Here’s why: It comes from two incredibly well-situated parcels (totaling a mere two acres) that are distinctly nuanced in their nature. The large majority of today’s wine is sourced from “Les Bussières,” which lies 800 feet downslope of Grand Cru Bonnes Mares and the remainder comes from “La Taupe”—a tiny, high-elevation lieu-dit nestled high up on the opposite end of the appellation, just several hundred feet upslope of another magnificent Grand Cru: Musigny. Even better, this 2014 is one of the best red vintages in the last decade. On the whole, this prestigious village wine is about as good as it gets—thanks in no small part to its proximity to some of the greatest Grand Cru terroirs on earth. Organically farmed and classically pure, Romain Taupenot’s philosophy of resting “in the shadow of the expression of terroir” is remarkably clear in this bottle, which is sure to enter your list of over-performing favorites. Quantity is minute, however—only six per person!

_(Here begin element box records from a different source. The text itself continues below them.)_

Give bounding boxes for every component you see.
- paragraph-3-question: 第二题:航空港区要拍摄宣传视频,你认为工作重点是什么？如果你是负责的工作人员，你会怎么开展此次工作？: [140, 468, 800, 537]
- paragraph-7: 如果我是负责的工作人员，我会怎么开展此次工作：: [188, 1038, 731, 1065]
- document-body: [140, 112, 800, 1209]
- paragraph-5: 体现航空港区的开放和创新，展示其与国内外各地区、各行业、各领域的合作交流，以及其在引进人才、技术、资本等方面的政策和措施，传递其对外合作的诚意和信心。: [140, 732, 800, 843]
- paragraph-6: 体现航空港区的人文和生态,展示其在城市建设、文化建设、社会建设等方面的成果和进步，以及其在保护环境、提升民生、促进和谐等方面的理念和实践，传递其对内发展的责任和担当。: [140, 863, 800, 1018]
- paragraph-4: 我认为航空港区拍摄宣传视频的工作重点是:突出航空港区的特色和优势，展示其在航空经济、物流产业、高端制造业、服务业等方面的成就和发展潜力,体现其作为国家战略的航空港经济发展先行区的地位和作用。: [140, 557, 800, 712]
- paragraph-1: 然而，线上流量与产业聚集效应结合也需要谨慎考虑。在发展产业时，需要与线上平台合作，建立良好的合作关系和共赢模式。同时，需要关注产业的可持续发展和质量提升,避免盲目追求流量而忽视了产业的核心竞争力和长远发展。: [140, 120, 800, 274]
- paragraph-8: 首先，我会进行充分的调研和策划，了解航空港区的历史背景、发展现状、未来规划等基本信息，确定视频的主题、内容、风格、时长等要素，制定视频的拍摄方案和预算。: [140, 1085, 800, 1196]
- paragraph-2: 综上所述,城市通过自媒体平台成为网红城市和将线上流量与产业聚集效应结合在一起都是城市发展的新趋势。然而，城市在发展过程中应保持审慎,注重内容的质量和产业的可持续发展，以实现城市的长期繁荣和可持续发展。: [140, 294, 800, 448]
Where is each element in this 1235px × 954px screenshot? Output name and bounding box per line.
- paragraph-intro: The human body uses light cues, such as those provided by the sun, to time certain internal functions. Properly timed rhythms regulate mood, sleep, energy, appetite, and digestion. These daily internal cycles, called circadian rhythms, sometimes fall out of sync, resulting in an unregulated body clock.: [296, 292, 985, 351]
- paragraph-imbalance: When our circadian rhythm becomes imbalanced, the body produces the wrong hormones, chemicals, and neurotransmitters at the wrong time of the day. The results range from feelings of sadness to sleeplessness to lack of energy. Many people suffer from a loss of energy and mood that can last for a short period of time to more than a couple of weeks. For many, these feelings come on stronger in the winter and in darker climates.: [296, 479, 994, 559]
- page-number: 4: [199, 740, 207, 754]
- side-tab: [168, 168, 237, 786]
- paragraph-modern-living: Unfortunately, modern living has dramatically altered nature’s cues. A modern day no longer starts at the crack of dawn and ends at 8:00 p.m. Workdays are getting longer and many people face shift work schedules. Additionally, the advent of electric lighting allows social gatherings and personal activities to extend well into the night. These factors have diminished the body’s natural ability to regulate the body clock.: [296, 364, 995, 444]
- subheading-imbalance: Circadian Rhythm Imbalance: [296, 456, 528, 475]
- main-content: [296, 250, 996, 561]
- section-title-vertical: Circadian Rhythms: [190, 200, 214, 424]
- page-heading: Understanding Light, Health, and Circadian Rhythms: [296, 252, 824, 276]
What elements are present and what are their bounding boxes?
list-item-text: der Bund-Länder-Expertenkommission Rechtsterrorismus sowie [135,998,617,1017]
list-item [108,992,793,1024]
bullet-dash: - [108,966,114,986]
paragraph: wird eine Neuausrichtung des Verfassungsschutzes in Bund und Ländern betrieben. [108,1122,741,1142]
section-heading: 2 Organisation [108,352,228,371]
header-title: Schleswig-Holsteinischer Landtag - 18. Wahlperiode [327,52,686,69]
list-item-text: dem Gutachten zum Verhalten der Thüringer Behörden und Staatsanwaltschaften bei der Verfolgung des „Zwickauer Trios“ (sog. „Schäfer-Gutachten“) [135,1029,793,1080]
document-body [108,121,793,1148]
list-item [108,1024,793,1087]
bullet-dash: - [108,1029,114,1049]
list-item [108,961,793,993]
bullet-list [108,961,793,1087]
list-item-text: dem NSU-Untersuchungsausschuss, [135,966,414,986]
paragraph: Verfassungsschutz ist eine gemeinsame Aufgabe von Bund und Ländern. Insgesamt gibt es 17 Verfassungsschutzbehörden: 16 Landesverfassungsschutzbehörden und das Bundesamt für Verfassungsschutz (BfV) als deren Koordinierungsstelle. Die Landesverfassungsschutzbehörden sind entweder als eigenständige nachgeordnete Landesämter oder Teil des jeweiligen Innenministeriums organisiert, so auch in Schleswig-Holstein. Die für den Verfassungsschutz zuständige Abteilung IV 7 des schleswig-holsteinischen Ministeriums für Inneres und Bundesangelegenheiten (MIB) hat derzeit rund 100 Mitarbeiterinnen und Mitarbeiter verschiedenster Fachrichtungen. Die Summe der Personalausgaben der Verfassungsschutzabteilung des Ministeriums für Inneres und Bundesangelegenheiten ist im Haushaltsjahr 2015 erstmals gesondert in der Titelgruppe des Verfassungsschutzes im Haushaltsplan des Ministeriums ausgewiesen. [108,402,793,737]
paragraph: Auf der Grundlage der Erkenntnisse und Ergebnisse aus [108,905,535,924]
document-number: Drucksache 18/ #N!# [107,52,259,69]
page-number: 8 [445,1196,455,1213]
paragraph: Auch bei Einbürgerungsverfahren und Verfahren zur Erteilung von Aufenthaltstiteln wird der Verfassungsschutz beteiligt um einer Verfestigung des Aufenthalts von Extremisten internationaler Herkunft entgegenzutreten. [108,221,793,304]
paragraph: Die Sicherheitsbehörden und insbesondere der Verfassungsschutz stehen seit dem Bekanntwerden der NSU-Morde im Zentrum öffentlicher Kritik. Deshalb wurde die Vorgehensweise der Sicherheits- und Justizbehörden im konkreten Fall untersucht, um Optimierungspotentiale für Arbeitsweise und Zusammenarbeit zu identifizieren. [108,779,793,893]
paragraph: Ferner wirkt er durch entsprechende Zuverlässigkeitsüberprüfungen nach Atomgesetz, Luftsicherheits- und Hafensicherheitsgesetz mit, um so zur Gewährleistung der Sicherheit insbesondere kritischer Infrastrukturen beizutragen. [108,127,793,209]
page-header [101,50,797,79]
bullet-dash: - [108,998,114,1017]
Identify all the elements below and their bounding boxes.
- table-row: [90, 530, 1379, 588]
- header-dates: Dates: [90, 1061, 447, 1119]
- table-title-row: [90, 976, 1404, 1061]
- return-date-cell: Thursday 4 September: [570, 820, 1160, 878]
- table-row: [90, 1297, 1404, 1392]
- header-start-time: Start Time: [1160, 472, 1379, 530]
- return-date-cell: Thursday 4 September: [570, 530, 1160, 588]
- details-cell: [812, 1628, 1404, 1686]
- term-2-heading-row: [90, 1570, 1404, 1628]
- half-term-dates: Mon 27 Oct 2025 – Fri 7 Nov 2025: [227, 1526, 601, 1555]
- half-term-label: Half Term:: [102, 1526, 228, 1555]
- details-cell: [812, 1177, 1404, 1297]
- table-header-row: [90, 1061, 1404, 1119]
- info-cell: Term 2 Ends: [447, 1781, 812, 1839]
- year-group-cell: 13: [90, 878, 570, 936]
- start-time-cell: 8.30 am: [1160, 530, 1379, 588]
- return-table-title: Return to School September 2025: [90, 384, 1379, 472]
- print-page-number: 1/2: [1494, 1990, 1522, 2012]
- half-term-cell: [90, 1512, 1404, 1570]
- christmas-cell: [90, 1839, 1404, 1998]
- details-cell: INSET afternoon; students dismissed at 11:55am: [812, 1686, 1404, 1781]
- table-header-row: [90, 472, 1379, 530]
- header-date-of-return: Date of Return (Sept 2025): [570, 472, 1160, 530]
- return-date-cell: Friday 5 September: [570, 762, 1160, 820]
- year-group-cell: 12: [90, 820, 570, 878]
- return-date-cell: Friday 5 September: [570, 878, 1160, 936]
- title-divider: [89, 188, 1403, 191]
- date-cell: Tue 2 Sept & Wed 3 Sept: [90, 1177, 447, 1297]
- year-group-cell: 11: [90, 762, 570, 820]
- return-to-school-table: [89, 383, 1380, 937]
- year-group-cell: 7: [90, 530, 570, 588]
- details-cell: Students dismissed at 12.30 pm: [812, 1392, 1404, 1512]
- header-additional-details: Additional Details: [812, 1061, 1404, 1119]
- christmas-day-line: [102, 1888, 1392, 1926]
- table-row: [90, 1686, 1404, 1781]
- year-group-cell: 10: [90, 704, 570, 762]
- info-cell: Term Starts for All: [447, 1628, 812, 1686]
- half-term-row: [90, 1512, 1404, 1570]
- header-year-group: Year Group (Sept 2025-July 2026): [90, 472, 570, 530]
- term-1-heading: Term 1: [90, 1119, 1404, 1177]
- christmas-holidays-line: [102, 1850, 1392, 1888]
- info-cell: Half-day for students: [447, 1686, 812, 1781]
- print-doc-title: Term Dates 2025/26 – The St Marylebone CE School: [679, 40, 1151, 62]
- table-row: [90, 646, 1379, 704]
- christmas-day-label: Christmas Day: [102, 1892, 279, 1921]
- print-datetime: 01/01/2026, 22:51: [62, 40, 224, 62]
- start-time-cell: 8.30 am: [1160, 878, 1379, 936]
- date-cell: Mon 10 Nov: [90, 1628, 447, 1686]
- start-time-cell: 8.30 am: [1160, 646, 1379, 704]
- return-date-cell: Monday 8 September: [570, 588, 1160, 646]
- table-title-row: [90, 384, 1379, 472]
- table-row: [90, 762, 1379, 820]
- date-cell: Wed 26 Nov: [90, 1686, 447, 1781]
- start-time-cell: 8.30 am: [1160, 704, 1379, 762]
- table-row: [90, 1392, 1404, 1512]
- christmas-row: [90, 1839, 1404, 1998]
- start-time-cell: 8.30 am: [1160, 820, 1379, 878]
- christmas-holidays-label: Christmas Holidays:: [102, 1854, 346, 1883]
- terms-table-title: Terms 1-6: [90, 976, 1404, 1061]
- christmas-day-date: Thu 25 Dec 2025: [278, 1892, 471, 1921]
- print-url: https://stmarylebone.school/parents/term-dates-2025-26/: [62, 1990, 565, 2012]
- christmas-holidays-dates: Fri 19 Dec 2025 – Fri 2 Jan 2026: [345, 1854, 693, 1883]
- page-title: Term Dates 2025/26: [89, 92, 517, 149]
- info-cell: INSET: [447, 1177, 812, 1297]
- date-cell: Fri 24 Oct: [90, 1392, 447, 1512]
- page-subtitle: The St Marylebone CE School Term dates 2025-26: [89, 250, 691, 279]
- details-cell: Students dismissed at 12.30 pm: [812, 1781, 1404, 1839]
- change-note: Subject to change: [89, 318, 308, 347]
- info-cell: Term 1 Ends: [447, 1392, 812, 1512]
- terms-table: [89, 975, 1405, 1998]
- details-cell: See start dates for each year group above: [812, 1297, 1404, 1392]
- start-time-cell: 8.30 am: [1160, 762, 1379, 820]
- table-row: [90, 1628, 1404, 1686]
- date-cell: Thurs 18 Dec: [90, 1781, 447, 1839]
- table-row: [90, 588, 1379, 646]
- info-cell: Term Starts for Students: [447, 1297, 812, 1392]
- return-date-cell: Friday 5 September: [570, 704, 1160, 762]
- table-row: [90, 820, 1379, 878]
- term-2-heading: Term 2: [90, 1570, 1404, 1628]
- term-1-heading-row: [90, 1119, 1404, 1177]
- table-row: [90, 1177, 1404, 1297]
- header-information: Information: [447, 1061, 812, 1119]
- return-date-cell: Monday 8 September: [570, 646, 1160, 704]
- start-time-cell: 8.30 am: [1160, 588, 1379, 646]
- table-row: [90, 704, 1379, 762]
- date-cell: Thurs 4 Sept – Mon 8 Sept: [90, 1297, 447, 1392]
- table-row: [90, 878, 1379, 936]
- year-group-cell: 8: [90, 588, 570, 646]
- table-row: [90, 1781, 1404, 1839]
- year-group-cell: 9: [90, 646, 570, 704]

Although founded in 1963 after the union of Jean Taupenot and Denise Merme, winemaking in the Taupenot family can be traced back to the early 1700s—even later for the Merme side. At the behest of his father, Romain was beckoned back to head the domaine in 1998 after working in finance for a decade—although he made sure never to miss harvest. Taking the lessons he learned throughout his childhood and beyond, Romain preserved key philosophies and principles while improving on areas he felt were lacking. A prime example was the full conversion to organic viticulture in three short years (although he has not sought certification). Additionally, they had two wineries at the time of his takeover, which Romain quickly merged to channel all his focus and passion into one place.
Despite lieux-dits “Les Bussières” and “La Taupe” lying on opposite ends of Chambolle-Musigny (north and south, respectively) Romain’s vines from both sites are in the classic clay/limestone soils of the zone and are, on average, 40 years old. Being a staunch practitioner of organic farming, all of his grapes are harvested by hand. In the winery, ambient yeasts initiate fermentation and the wine is left largely undisturbed during its upbringing to create the purest expression of fruit. It ages on its lees for up to 15 months in ~25% new French oak and racking is avoided. Afterwards, the wine is gently transferred into steel tanks for an additional three months and finally bottled without fining or filtration.
Today’s 2014 Chambolle-Musigny from Taupenot-Merme reveals itself with a classic ruby core and hints of garnet and pink on the rim. After several vigorous swirls, the nose reveals bright aromas of ripe cherry, black raspberry, strawberry, goji, rose petals, underbrush, and a delicate touch of baking spice. The palate provides alternating lifts of red and black fruit, next to a presence of super delicate tannins and classic Chambolle elegance. This isn’t the ripe and juicy style of 2015, rather, a nod toward the terroir-driven style of classic Burgundy. For a village level wine, it outsails its neighboring constituents by miles and, in terms of cellaring, will go the distance—easily ten more years. I recommend pulling the cork midday and keeping the bottle somewhere cool before consuming over dinner in large Burgundy stems. If you have the time, wait until the start of autumn and pair with this duck confit cassoulet. Feel free to add some additional herbs to the recipe—the wine will take them in stride. Cheers!